Toshiba, continua la crisi: investitori chiedono dimissioni chairman

(Teleborsa) – Continuano gli scossoni per la multinazionale giapponese Toshiba. Negli ultimi giorni quattro dirigenti, inclusi due membri del consiglio di amministrazione, si sono dimessi dopo la pubblicazione di un’inchiesta che ha svelato la collaborazione tra l’azienda e il governo giapponese per fare pressione sui fondi stranieri interessati alla società. Due mesi fa era stato il CEO Nobuaki Kurumatani a lasciare per controversie che sarebbero sorte dopo l’offerta da 20 miliardi di dollari da parte di CVC Capital Partners.

Oggi il presidente del consiglio di amministrazione, Osamu Nagayama, ha respinto le richieste degli investitori di dimettersi, accusando l’ex amministratore delegato di una “posizione conflittuale” nei confronti degli azionisti che ha contribuito a mettere in crisi la società giapponese. Il proxy adviser ISS ha infatti continuato a raccomandare di votare contro la nomina di Nagayama.

“C’era una posizione in qualche modo conflittuale nei confronti degli azionisti che si stava preparando da qualche tempo”, ha detto Nagayama, quando gli è stato chiesto della responsabilità dell’ex amministratore delegato durante una conferenza stampa. “Questa è una causa di fondo in un certo senso per lo stato attuale delle cose”, ha aggiunto.

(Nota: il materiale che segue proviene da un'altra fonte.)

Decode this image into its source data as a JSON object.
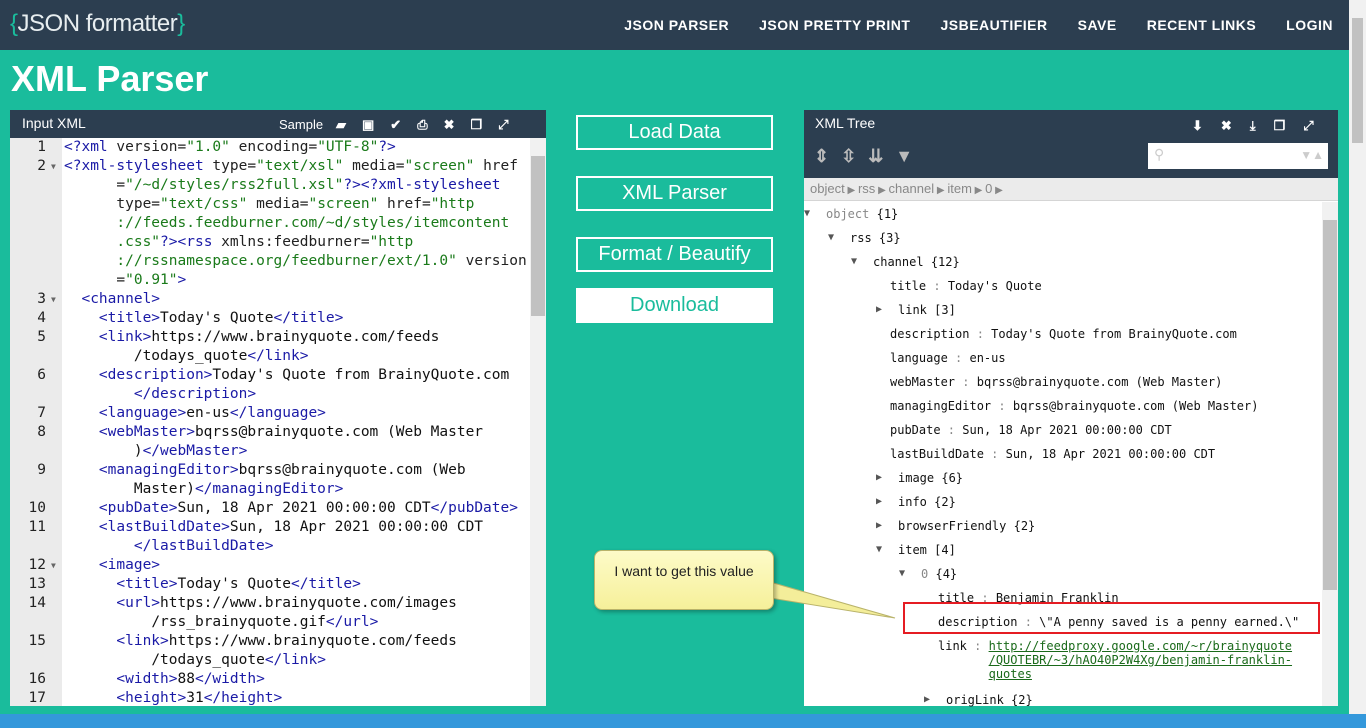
{
  "nav": {
    "logo_open": "{",
    "logo_text": "JSON formatter",
    "logo_close": "}",
    "links": [
      "JSON PARSER",
      "JSON PRETTY PRINT",
      "JSBEAUTIFIER",
      "SAVE",
      "RECENT LINKS",
      "LOGIN"
    ]
  },
  "page_title": "XML Parser",
  "input": {
    "title": "Input XML",
    "sample": "Sample",
    "icons": [
      "folder-open-icon",
      "save-icon",
      "check-icon",
      "print-icon",
      "close-icon",
      "copy-icon",
      "fullscreen-icon"
    ],
    "rows": [
      {
        "n": "1",
        "s": [
          [
            "tag",
            "<?xml"
          ],
          [
            "attr",
            " version="
          ],
          [
            "str",
            "\"1.0\""
          ],
          [
            "attr",
            " encoding="
          ],
          [
            "str",
            "\"UTF-8\""
          ],
          [
            "tag",
            "?>"
          ]
        ]
      },
      {
        "n": "2",
        "f": 1,
        "s": [
          [
            "tag",
            "<?xml-stylesheet"
          ],
          [
            "attr",
            " type="
          ],
          [
            "str",
            "\"text/xsl\""
          ],
          [
            "attr",
            " media="
          ],
          [
            "str",
            "\"screen\""
          ],
          [
            "attr",
            " href"
          ]
        ]
      },
      {
        "i": "      ",
        "s": [
          [
            "attr",
            "="
          ],
          [
            "str",
            "\"/~d/styles/rss2full.xsl\""
          ],
          [
            "tag",
            "?><?xml-stylesheet"
          ]
        ]
      },
      {
        "i": "      ",
        "s": [
          [
            "attr",
            "type="
          ],
          [
            "str",
            "\"text/css\""
          ],
          [
            "attr",
            " media="
          ],
          [
            "str",
            "\"screen\""
          ],
          [
            "attr",
            " href="
          ],
          [
            "str",
            "\"http"
          ]
        ]
      },
      {
        "i": "      ",
        "s": [
          [
            "str",
            "://feeds.feedburner.com/~d/styles/itemcontent"
          ]
        ]
      },
      {
        "i": "      ",
        "s": [
          [
            "str",
            ".css\""
          ],
          [
            "tag",
            "?><rss"
          ],
          [
            "attr",
            " xmlns:feedburner="
          ],
          [
            "str",
            "\"http"
          ]
        ]
      },
      {
        "i": "      ",
        "s": [
          [
            "str",
            "://rssnamespace.org/feedburner/ext/1.0\""
          ],
          [
            "attr",
            " version"
          ]
        ]
      },
      {
        "i": "      ",
        "s": [
          [
            "attr",
            "="
          ],
          [
            "str",
            "\"0.91\""
          ],
          [
            "tag",
            ">"
          ]
        ]
      },
      {
        "n": "3",
        "f": 1,
        "s": [
          [
            "tag",
            "  <channel>"
          ]
        ]
      },
      {
        "n": "4",
        "s": [
          [
            "tag",
            "    <title>"
          ],
          [
            "txt",
            "Today's Quote"
          ],
          [
            "tag",
            "</title>"
          ]
        ]
      },
      {
        "n": "5",
        "s": [
          [
            "tag",
            "    <link>"
          ],
          [
            "txt",
            "https://www.brainyquote.com/feeds"
          ]
        ]
      },
      {
        "i": "        ",
        "s": [
          [
            "txt",
            "/todays_quote"
          ],
          [
            "tag",
            "</link>"
          ]
        ]
      },
      {
        "n": "6",
        "s": [
          [
            "tag",
            "    <description>"
          ],
          [
            "txt",
            "Today's Quote from BrainyQuote.com"
          ]
        ]
      },
      {
        "i": "        ",
        "s": [
          [
            "tag",
            "</description>"
          ]
        ]
      },
      {
        "n": "7",
        "s": [
          [
            "tag",
            "    <language>"
          ],
          [
            "txt",
            "en-us"
          ],
          [
            "tag",
            "</language>"
          ]
        ]
      },
      {
        "n": "8",
        "s": [
          [
            "tag",
            "    <webMaster>"
          ],
          [
            "txt",
            "bqrss@brainyquote.com (Web Master"
          ]
        ]
      },
      {
        "i": "        ",
        "s": [
          [
            "txt",
            ")"
          ],
          [
            "tag",
            "</webMaster>"
          ]
        ]
      },
      {
        "n": "9",
        "s": [
          [
            "tag",
            "    <managingEditor>"
          ],
          [
            "txt",
            "bqrss@brainyquote.com (Web"
          ]
        ]
      },
      {
        "i": "        ",
        "s": [
          [
            "txt",
            "Master)"
          ],
          [
            "tag",
            "</managingEditor>"
          ]
        ]
      },
      {
        "n": "10",
        "s": [
          [
            "tag",
            "    <pubDate>"
          ],
          [
            "txt",
            "Sun, 18 Apr 2021 00:00:00 CDT"
          ],
          [
            "tag",
            "</pubDate>"
          ]
        ]
      },
      {
        "n": "11",
        "s": [
          [
            "tag",
            "    <lastBuildDate>"
          ],
          [
            "txt",
            "Sun, 18 Apr 2021 00:00:00 CDT"
          ]
        ]
      },
      {
        "i": "        ",
        "s": [
          [
            "tag",
            "</lastBuildDate>"
          ]
        ]
      },
      {
        "n": "12",
        "f": 1,
        "s": [
          [
            "tag",
            "    <image>"
          ]
        ]
      },
      {
        "n": "13",
        "s": [
          [
            "tag",
            "      <title>"
          ],
          [
            "txt",
            "Today's Quote"
          ],
          [
            "tag",
            "</title>"
          ]
        ]
      },
      {
        "n": "14",
        "s": [
          [
            "tag",
            "      <url>"
          ],
          [
            "txt",
            "https://www.brainyquote.com/images"
          ]
        ]
      },
      {
        "i": "          ",
        "s": [
          [
            "txt",
            "/rss_brainyquote.gif"
          ],
          [
            "tag",
            "</url>"
          ]
        ]
      },
      {
        "n": "15",
        "s": [
          [
            "tag",
            "      <link>"
          ],
          [
            "txt",
            "https://www.brainyquote.com/feeds"
          ]
        ]
      },
      {
        "i": "          ",
        "s": [
          [
            "txt",
            "/todays_quote"
          ],
          [
            "tag",
            "</link>"
          ]
        ]
      },
      {
        "n": "16",
        "s": [
          [
            "tag",
            "      <width>"
          ],
          [
            "txt",
            "88"
          ],
          [
            "tag",
            "</width>"
          ]
        ]
      },
      {
        "n": "17",
        "s": [
          [
            "tag",
            "      <height>"
          ],
          [
            "txt",
            "31"
          ],
          [
            "tag",
            "</height>"
          ]
        ]
      }
    ]
  },
  "buttons": {
    "load": "Load Data",
    "parse": "XML Parser",
    "format": "Format / Beautify",
    "download": "Download"
  },
  "tree": {
    "title": "XML Tree",
    "breadcrumb": [
      "object",
      "rss",
      "channel",
      "item",
      "0"
    ],
    "rows": [
      {
        "d": 0,
        "t": "open",
        "k": "object",
        "c": "{1}"
      },
      {
        "d": 1,
        "t": "open",
        "k": "rss",
        "c": " {3}"
      },
      {
        "d": 2,
        "t": "open",
        "k": "channel",
        "c": "{12}"
      },
      {
        "d": 3,
        "k": "title",
        "v": "Today's Quote"
      },
      {
        "d": 3,
        "t": "closed",
        "k": "link",
        "c": "[3]"
      },
      {
        "d": 3,
        "k": "description",
        "v": "Today's Quote from BrainyQuote.com"
      },
      {
        "d": 3,
        "k": "language",
        "v": "en-us"
      },
      {
        "d": 3,
        "k": "webMaster",
        "v": "bqrss@brainyquote.com (Web Master)"
      },
      {
        "d": 3,
        "k": "managingEditor",
        "v": "bqrss@brainyquote.com (Web Master)"
      },
      {
        "d": 3,
        "k": "pubDate",
        "v": "Sun, 18 Apr 2021 00:00:00 CDT"
      },
      {
        "d": 3,
        "k": "lastBuildDate",
        "v": "Sun, 18 Apr 2021 00:00:00 CDT"
      },
      {
        "d": 3,
        "t": "closed",
        "k": "image",
        "c": "{6}"
      },
      {
        "d": 3,
        "t": "closed",
        "k": "info",
        "c": "{2}"
      },
      {
        "d": 3,
        "t": "closed",
        "k": "browserFriendly",
        "c": "{2}"
      },
      {
        "d": 3,
        "t": "open",
        "k": "item",
        "c": "[4]"
      },
      {
        "d": 4,
        "t": "open",
        "k": "0",
        "c": "{4}"
      },
      {
        "d": 5,
        "k": "title",
        "v": "Benjamin Franklin"
      },
      {
        "d": 5,
        "k": "description",
        "v": "\\\"A penny saved is a penny earned.\\\""
      },
      {
        "d": 5,
        "k": "link",
        "link": [
          "http://feedproxy.google.com/~r/brainyquote",
          "/QUOTEBR/~3/hAO40P2W4Xg/benjamin-franklin-",
          "quotes"
        ]
      },
      {
        "d": 5,
        "t": "closed",
        "k": "origLink",
        "c": "{2}"
      }
    ]
  },
  "callout": {
    "text": "I want to get this value"
  },
  "colors": {
    "header": "#2c3e50",
    "accent": "#1abc9c",
    "highlight": "#e51c23"
  }
}
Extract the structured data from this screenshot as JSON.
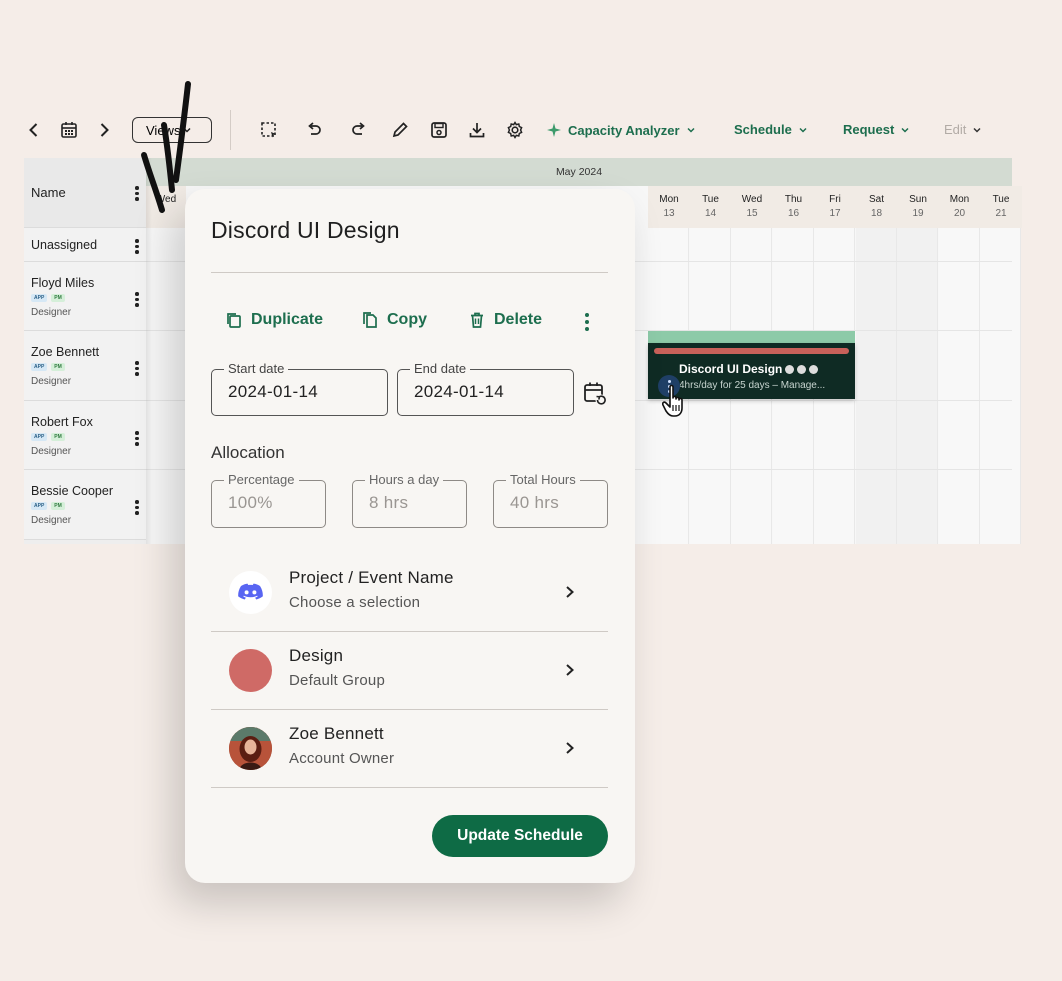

3D Investment Partners, il secondo azionista di Toshiba, ha chiesto a Nagayama e ad altri tre amministratori di dimettersi dopo le rivelazioni dell’indagine. Intanto, la società ha diffuso un comunicato in cui afferma che cambierà i suoi candidati al consiglio di amministrazione per la prossima assemblea degli azionisti, poiché due di loro si stanno dimettendo.